Jesús camina hacia el Calvario.

Jesús, llevando a hombros su propia cruz, salió de la ciudad hacia un lugar llamado La Calavera que en la lengua de los judíos se dice Gólgota, se adentra en la calle más famosa del mundo: la calle de la Amargura. Esta vía de dolor ha quedado en la memoria de la humanidad como un camino cargado de emociones: caídas, un cirineo forzado, unas mujeres que lloran, una buena mujer que enjuga el sudor, una madre que sufre…

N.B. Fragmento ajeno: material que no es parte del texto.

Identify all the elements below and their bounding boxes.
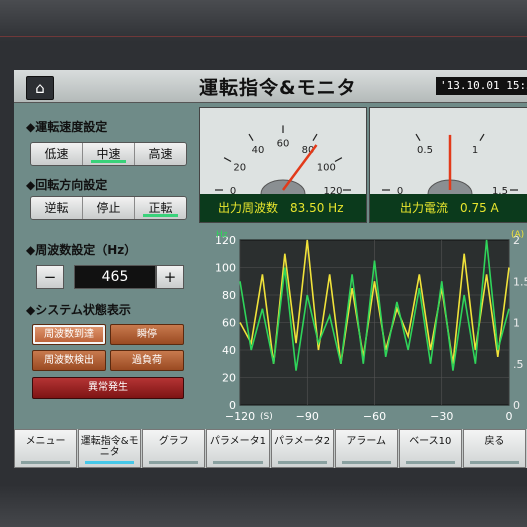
y-right-unit: (A) <box>511 230 524 240</box>
speed-label: ◆運転速度設定 <box>26 120 108 134</box>
gauge-tick-label: 1.5 <box>492 186 508 194</box>
tab-menu[interactable]: メニュー <box>14 429 78 468</box>
current-meter: 0 0.5 1 1.5 出力電流 0.75 A <box>369 107 527 223</box>
status-freq-detect: 周波数検出 <box>32 350 106 371</box>
y-left-tick-label: 40 <box>222 344 236 357</box>
direction-selector: 逆転 停止 正転 <box>30 196 187 220</box>
x-tick-label: −30 <box>430 410 453 423</box>
status-freq-reached: 周波数到達 <box>32 324 106 345</box>
frequency-plus-button[interactable]: + <box>156 265 184 289</box>
status-power-loss: 瞬停 <box>110 324 184 345</box>
gauge-tick-label: 60 <box>277 139 290 150</box>
y-left-unit: Hz <box>216 230 228 240</box>
forward-button[interactable]: 正転 <box>135 197 186 219</box>
reverse-button[interactable]: 逆転 <box>31 197 83 219</box>
home-icon[interactable]: ⌂ <box>26 76 54 100</box>
gauge-tick-label: 1 <box>472 145 478 156</box>
trend-chart-svg: 0204060801001200.511.52−120−90−60−300Hz(… <box>215 230 527 423</box>
gauge-tick-label: 0 <box>230 186 236 194</box>
bezel-trim <box>0 36 527 37</box>
speed-low-button[interactable]: 低速 <box>31 143 83 165</box>
page-title: 運転指令&モニタ <box>199 77 357 99</box>
current-readout: 出力電流 0.75 A <box>370 194 527 222</box>
gauge-tick-label: 0 <box>397 186 403 194</box>
y-left-tick-label: 80 <box>222 289 236 302</box>
speed-high-button[interactable]: 高速 <box>135 143 186 165</box>
hmi-screen: ⌂ 運転指令&モニタ '13.10.01 15:5 ◆運転速度設定 低速 中速 … <box>14 70 527 468</box>
y-left-tick-label: 60 <box>222 317 236 330</box>
x-unit: (S) <box>260 412 273 422</box>
alarm-indicator: 異常発生 <box>32 377 184 399</box>
tab-graph[interactable]: グラフ <box>142 429 206 468</box>
frequency-input[interactable]: 465 <box>74 265 156 289</box>
gauge-tick-label: 0.5 <box>417 145 433 156</box>
frequency-gauge: 020406080100120 <box>200 108 366 209</box>
tab-operation-monitor[interactable]: 運転指令&モニタ <box>78 429 142 468</box>
frequency-meter: 0 20 40 60 80 100 120 出力周波数 83.50 Hz <box>199 107 367 223</box>
tab-alarm[interactable]: アラーム <box>334 429 398 468</box>
stop-button[interactable]: 停止 <box>83 197 135 219</box>
frequency-minus-button[interactable]: − <box>36 265 64 289</box>
y-left-tick-label: 100 <box>215 262 236 275</box>
x-tick-label: −120 <box>225 410 255 423</box>
x-tick-label: −90 <box>296 410 319 423</box>
trend-chart: 0204060801001200.511.52−120−90−60−300Hz(… <box>204 226 527 426</box>
tab-back[interactable]: 戻る <box>462 429 526 468</box>
direction-label: ◆回転方向設定 <box>26 178 108 192</box>
y-right-tick-label: 1 <box>513 317 520 330</box>
gauge-tick-label: 120 <box>323 186 342 194</box>
datetime-display: '13.10.01 15:5 <box>436 77 527 95</box>
speed-mid-button[interactable]: 中速 <box>83 143 135 165</box>
y-right-tick-label: .5 <box>513 358 524 371</box>
x-tick-label: −60 <box>363 410 386 423</box>
y-right-tick-label: 0 <box>513 399 520 412</box>
gauge-tick-label: 20 <box>233 162 246 173</box>
header-bar: ⌂ 運転指令&モニタ '13.10.01 15:5 <box>14 70 527 103</box>
speed-selector: 低速 中速 高速 <box>30 142 187 166</box>
system-status-label: ◆システム状態表示 <box>26 303 131 317</box>
x-tick-label: 0 <box>506 410 513 423</box>
y-left-tick-label: 20 <box>222 372 236 385</box>
tab-parameter1[interactable]: パラメータ1 <box>206 429 270 468</box>
frequency-label: ◆周波数設定（Hz） <box>26 243 137 257</box>
gauge-tick-label: 100 <box>317 162 336 173</box>
status-overload: 過負荷 <box>110 350 184 371</box>
frequency-readout: 出力周波数 83.50 Hz <box>200 194 366 222</box>
gauge-tick-label: 40 <box>252 145 265 156</box>
y-right-tick-label: 1.5 <box>513 275 527 288</box>
tab-parameter2[interactable]: パラメータ2 <box>270 429 334 468</box>
tab-bar: メニュー 運転指令&モニタ グラフ パラメータ1 パラメータ2 アラーム ベース… <box>14 429 527 468</box>
tab-base10[interactable]: ベース10 <box>398 429 462 468</box>
current-gauge: 0 0.5 1 1.5 <box>370 108 527 209</box>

La piedad popular ha querido narrar pedagógicamente el duro drama de esta calle, dividiendo el largo recorrido en catorce estaciones.

Era costumbre de los romanos que el reo que iba a ser ajusticiado, llevara hasta el lugar del suplicio, el madero de la cruz sobre los hombros y sostenido con los brazos, que eran amarrados a él, como si fuera un yugo. Para un hombre que había sido torturado, como lo fue Jesús, aquella postura resultaba dolorosísima. Esto explica la enorme fatiga que sufrió Jesús y que llevó a los soldados a pedir la ayuda de Simón de Cirene, padre de Alejandro y Rufo.

Con Jesús fueron llevados a crucificar dos ladrones de nombre Dimas y Gestas. Sobre una tablilla, llamada el “título”, se escribía la razón por la que el reo era condenado. La llevaba un pregonero delante del reo o se colgaba al cuello de éste. Atravesar las calles de la ciudad con el patíbulo en los hombros y el título al cuello era la última humillación a la que se sometía al reo antes de su muerte. Se hacía así para que sirviera de escarmiento y advertencia a posibles futuros alborotadores. La tablilla que llevó Jesús, escrita por Pilato, señalaba con esta fórmula la razón de la condena: “Jesús el Nazareno, el rey de los judíos”. El título de Jesús fue escrito en tres lenguas: hebreo, latín y griego. El INRI que aparece en la tablilla de casi todos los crucifijos es la abreviatura de la condena escrita en latín: «Iesus Nazarenus Rex Iudaeorum».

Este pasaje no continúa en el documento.